In case you banished Malta from your life over the weekend, and have only just re-embraced it, Eddie Fenech Adami has proposed that the divorce law should be postponed till after the next general election. Within a few hours of his op-ed’s appearance, the proposal had already been, indirectly but pointedly, dismissed at the Nationalist Party’s general council. So what else is there to discuss?

About the proposal itself, nothing. About the man himself and his ideas, however, there is a lot that needs clearing up. His post-referendum interventions have raised questions about his authenticity. That is, not just whether he is being true to himself but also about his ideas concerning national authenticity and their relevance for politics.

A lot of his former devout followers are talking about him as though his body has been hijacked by aliens; they just do not recognise him anymore. Others have claimed that, finally, the fundamentalist’s mask has fallen. Both reactions assume that Dr Fenech Adami is letting his consistency about divorce show up a serious inconsistency about democracy.

I think the truth is almost the other way round. To understand his behaviour one needs to see that he is being consistent about democracy but has changed his mind about divorce.

Or rather, one aspect of the divorce issue: whether the legalisation of divorce is a matter of political or moral judgement. I have spoken to four people who worked closely with him as party leader. All claim that Dr Fenech Adami then spoke of a divorce law as something that might turn out to be a necessary evil. An interview he gave MaltaToday around two years ago also suggested as much.

Since then, something has made him change his mind. Just what is difficult to say. But he did not lose his sense of the demarcation between Church and state. Only a few months ago, he was reported to be critical of the Judicial Vicar because the latter crossed that line.

However, having redefined the legalisation of divorce as a moral matter, he is being true to himself. The man who staked his personal safety for democracy, and who staked his health for Europe, is ready to stake his reputation, leave it in tatters, for something he believes is right.

As it happens, what he takes to be right is based (partly, although to an important degree) on pseudo-history and non-sequiturs that might well draw gasps from professional historians, sociologists and anthropologists of the family and of Malta. However, an aspect of the philosophy informing his argument is worth considering.

Dr Fenech Adami’s understanding of authenticity and personal identity – both what is driving him personally as well as what is driving his arguments about Malta – is clearly informed by John Paul II’s last book, Memory And Identity.
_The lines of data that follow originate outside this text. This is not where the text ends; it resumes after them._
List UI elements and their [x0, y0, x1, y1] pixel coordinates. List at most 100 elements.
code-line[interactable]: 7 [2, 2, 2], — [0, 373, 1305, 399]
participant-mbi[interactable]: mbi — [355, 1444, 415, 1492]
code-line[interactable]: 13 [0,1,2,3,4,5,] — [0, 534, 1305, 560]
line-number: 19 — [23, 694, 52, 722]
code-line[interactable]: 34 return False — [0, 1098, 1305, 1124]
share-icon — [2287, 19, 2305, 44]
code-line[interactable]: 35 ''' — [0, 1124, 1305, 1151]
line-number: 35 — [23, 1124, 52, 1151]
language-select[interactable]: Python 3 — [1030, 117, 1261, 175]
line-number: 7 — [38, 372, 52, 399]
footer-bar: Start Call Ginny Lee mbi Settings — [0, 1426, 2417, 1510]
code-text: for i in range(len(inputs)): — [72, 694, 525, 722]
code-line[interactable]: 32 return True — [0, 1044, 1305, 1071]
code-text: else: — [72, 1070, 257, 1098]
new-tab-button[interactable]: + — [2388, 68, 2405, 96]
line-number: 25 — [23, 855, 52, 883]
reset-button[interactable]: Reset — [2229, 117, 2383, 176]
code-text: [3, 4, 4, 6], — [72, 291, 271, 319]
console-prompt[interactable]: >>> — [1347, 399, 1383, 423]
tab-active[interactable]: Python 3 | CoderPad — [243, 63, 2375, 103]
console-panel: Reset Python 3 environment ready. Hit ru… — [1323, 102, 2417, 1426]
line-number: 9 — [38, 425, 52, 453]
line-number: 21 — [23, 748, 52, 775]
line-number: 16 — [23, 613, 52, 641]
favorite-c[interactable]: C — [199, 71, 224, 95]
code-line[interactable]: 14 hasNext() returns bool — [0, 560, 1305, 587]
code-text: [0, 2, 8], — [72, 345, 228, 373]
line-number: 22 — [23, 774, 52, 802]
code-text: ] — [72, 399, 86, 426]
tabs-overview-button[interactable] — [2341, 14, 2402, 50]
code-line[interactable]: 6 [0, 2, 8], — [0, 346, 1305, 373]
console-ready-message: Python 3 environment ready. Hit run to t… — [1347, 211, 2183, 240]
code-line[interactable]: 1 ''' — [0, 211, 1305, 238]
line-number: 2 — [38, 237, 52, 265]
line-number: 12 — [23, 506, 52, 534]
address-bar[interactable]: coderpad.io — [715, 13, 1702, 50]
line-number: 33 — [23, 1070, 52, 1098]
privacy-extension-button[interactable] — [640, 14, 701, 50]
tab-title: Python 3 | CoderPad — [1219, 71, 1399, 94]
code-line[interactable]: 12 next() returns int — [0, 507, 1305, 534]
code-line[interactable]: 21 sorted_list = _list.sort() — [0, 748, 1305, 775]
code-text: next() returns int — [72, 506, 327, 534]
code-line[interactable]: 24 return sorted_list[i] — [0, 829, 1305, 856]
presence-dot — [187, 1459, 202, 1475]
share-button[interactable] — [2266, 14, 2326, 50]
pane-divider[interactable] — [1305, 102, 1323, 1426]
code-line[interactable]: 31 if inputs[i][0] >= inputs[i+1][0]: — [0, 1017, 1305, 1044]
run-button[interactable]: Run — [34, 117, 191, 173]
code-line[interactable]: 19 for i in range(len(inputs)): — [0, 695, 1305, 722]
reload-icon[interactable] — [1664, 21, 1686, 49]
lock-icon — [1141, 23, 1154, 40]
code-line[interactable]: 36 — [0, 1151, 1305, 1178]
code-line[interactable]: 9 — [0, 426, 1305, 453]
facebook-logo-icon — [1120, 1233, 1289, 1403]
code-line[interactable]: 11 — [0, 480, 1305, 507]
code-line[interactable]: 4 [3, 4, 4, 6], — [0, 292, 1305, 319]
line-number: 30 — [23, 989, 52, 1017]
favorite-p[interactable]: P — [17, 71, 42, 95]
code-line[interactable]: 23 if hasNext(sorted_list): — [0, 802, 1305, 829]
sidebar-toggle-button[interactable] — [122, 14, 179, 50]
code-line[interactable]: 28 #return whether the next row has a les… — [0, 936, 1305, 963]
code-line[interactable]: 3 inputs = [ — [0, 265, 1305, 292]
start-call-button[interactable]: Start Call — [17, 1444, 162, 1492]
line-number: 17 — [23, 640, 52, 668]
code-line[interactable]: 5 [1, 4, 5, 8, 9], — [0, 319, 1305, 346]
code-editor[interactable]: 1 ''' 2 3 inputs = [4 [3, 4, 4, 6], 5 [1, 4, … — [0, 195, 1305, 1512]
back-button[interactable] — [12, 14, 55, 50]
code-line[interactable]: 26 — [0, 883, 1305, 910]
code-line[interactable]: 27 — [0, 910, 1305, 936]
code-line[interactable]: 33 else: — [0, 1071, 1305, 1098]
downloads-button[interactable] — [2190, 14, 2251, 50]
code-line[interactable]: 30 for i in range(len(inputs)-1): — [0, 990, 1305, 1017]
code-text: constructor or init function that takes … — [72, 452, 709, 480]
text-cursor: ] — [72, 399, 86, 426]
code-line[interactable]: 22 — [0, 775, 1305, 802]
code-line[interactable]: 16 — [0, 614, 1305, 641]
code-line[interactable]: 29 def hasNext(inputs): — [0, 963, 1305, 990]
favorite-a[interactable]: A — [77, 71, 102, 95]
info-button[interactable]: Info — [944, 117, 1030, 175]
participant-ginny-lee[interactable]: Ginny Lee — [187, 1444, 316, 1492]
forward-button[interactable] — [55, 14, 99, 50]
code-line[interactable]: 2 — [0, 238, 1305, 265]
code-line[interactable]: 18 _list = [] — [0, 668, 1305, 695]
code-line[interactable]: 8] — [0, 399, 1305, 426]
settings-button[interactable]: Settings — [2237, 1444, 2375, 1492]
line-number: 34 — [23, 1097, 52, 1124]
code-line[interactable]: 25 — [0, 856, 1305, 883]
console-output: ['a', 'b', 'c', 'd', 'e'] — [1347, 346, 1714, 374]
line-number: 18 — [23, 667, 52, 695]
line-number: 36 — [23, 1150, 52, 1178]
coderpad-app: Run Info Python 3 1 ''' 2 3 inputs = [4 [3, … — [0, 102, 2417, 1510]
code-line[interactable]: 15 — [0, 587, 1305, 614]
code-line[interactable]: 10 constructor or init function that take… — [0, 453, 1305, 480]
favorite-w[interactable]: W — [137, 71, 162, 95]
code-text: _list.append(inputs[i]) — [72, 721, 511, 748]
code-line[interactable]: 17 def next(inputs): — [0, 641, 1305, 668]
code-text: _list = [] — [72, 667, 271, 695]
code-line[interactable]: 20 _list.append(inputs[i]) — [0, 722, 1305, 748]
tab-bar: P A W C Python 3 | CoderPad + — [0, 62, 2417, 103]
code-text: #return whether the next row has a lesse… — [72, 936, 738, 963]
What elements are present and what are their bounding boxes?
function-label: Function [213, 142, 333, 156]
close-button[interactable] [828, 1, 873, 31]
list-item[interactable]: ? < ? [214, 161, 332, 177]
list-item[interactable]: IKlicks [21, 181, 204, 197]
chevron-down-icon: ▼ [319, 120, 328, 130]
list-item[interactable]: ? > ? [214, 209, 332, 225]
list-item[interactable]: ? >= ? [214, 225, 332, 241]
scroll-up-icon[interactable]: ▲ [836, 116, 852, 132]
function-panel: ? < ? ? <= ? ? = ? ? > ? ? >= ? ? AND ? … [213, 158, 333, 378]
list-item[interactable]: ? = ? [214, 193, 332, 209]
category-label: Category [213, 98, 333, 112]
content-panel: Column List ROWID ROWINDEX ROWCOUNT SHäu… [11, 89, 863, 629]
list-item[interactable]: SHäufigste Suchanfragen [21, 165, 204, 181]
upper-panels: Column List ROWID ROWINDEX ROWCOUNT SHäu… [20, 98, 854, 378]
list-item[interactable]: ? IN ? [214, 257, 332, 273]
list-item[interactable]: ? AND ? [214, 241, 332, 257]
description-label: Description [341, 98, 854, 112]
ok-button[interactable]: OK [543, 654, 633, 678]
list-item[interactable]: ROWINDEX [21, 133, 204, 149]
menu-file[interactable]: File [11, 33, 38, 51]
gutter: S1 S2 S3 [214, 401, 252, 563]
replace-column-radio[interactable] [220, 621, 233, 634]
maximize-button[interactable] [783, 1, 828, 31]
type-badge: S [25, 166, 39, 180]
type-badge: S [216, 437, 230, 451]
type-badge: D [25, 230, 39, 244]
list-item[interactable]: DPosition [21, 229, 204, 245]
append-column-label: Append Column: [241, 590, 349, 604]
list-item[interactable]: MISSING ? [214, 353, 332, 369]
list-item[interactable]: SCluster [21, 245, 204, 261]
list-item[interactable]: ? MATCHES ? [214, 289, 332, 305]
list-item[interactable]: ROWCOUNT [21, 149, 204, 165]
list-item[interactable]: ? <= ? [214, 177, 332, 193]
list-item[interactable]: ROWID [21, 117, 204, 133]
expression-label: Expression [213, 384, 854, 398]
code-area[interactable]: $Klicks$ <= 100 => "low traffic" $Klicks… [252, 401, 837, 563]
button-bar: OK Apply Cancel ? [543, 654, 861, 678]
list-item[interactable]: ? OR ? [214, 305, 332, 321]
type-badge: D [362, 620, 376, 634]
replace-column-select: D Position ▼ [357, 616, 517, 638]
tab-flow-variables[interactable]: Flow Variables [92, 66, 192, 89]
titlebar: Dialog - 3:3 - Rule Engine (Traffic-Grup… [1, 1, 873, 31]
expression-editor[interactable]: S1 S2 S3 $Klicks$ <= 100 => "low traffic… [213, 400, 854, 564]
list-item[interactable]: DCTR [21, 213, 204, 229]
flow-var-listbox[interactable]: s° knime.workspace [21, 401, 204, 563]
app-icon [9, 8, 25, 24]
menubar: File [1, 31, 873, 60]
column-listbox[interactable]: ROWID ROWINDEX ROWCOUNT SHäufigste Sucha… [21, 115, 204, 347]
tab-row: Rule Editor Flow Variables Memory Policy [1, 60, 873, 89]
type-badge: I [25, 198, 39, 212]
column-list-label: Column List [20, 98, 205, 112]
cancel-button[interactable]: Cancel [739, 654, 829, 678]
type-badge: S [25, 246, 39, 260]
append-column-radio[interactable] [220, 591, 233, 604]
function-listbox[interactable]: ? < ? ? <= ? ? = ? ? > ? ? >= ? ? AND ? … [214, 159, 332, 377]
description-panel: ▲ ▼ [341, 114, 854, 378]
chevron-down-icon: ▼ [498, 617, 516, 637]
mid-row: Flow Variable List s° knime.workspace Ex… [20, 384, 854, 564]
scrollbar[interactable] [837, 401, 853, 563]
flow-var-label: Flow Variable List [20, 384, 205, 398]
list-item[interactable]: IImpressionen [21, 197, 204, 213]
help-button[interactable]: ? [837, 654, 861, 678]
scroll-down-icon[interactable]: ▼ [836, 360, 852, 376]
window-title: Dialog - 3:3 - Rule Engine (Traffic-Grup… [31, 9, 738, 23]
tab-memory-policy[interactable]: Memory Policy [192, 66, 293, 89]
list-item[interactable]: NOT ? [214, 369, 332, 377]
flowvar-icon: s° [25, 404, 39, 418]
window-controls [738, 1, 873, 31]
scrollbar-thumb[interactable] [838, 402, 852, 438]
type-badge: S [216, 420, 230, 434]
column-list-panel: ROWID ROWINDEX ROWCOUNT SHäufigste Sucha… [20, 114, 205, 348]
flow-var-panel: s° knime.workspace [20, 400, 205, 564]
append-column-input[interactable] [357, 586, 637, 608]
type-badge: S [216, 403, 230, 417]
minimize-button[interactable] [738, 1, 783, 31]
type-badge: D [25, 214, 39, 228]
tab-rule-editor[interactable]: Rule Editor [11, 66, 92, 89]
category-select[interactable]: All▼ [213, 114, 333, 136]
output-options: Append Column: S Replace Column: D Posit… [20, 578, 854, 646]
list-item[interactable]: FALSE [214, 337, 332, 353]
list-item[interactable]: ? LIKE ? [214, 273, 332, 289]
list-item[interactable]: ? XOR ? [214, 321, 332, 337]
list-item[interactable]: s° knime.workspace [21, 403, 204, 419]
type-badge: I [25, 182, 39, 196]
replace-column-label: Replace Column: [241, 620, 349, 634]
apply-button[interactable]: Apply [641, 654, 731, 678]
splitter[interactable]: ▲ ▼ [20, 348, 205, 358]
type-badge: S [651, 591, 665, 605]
That book, about the relationship between national and personal identity, offered an intense paradoxical idea of authenticity.

Essentially, John Paul II argued that personal authenticity – the deep truth we must each individually realise about ourselves – requires an acute awareness of collective national history, its deposits in our personal make-up, its realisation in our biography. Such attentiveness to history does not make us hostages to the past; it enables us, on the contrary, to become history makers, pioneers of the future.

The apparent contradiction is easier to understand if one sees that John Paul II had an actor’s understanding of memory as something creative. It helps an actor become the role and make the role uniquely his own; bring the text to life as well as add to it; contribute to the ensemble as well as stand out. On this view, national memory (under which John Paul included landscape, culture and the arts as well as history) is like a text to be performed and critically reinterpreted. Plumbing its meaning gives authenticity to our personal lives. But drawing on the wells of our personal experience is what keeps it alive and new.

It’s a giddy mythic vision. It informed John Paul II’s nationalism and understanding of his own involvement in Polish and world history. And one can understand why Dr Fenech Adami would feel such a strong affinity for it. His whole political career, from failed candidate to Prime Minister, has been dedicated to the idea that individual destinies cannot be divorced from collective ones. Personal choices only make sense against a wider horizon of meaning. A strictly atomistic view of one’s own life is too limited to see what collective development is needed to make even individualistic choices possible. It was on the basis of such convictions that he and his political party strove for national independence and EU membership.

They did not do so to endorse a popular view. At critical times they even flew against it. Still, they strove to indicate the horizon against which personal choice and destinies would make more authentic sense: of both the past and the future.

This point is worth remembering today. “Liberalism” – understood simplistically as the political sanctification of individual choices – is the talk of the town. However, take sexuality off the table and “liberalism” leaves us mute before the critical issues facing us on the quality of our towns, work, friendships and culture.

Dr Fenech Adami is wrong about the divorce law and, yes, Christianity no longer provides the language within which an inclusive national vision can be articulated. But his idea of authenticity is as relevant as ever. If, that is, we want to have a vision at all.